Rappaccini laughed at Giovanni, “he now stands apart from common man as thou


dost, Beatrice…, from ordinary women (Martin 91). Beatrice is a lonely and


deadly woman who wants so desperately to be “normal.”


Beatrice’s greatest wish is to have love. She would “fain be loved not


feared” (Martin 97). She is presented as a “trapped and poisonous [woman]


who…needs a special kind of redemption: a prisoner in the garden, her body


nourished by poison, she…belongs to God in spirit; her spirit indeed craves


love as its daily food” (Martin 88). Beatrice wants to be loved, and she wants


to have friends. She wants to share joyous feelings with someone. Growing up


with only her scientist father, she is completely alone. Unlike Hawthorne’s


other characters, Beatrice hates her isolation. She wants to be with other


people, with love, with happiness. Unfortunately, she never receives any of her


wishes because she is a sad, but poisonous and deadly creature.


The themes of solitude and isolation are depicted in Nathaniel


Hawthorne’s The Scarlet Letter, “Young Goodman Brown,” and “Rappaccini’s


Daughter.” The definition of solitude is “the state of being alone” (Webster


655). To isolate is to “keep by itself, separate from others” (Webster 381).
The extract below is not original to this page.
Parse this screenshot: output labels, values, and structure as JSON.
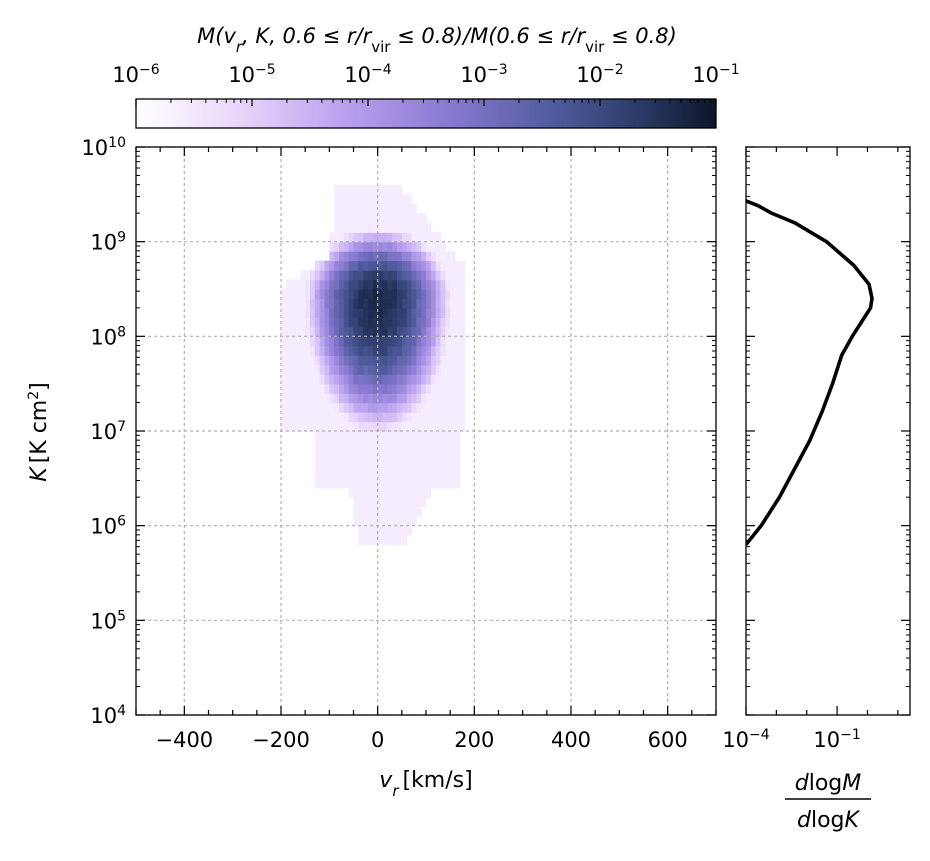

In his early life, Hawthorne’s mother lived a completely separate, isolated life.


At times, Hawthorne would “scarcely see her in three months” (Martin 10). He


quickly picked up her lonely habits. As a child, he was often separated from


others. During the solitary years, he devoted all of his time to writing using


only the most isolated and solitude characters. “[Hawthorne's] men and women


are no egotists to whom isolation is a delight; they suffer from it, they try


in vain to come out of the shadow and sit down with the rest of the world in the


sunshine” (Discovering Authors). Hester Prynne, Arthur Dimmesdale, Goodman


Brown, and Beatrice Rappaccini “belong to his exhibit of lonely men, of outcasts,


of ‘isolatoes’ is Melville’s word” (Abele 12). Hawthorne’s abundant use of


solitude characters and stories comes from all his experiences of isolation.


Having an isolated mother and being a writer, it is not so unusual for him to


have lived such a separate life. “The life of a serious writer is likely to be


in a large part lonely” (Stewart 37). The lonely Nathaniel Hawthorne creates


his greatest works using two familiar themes – solitude and isolation.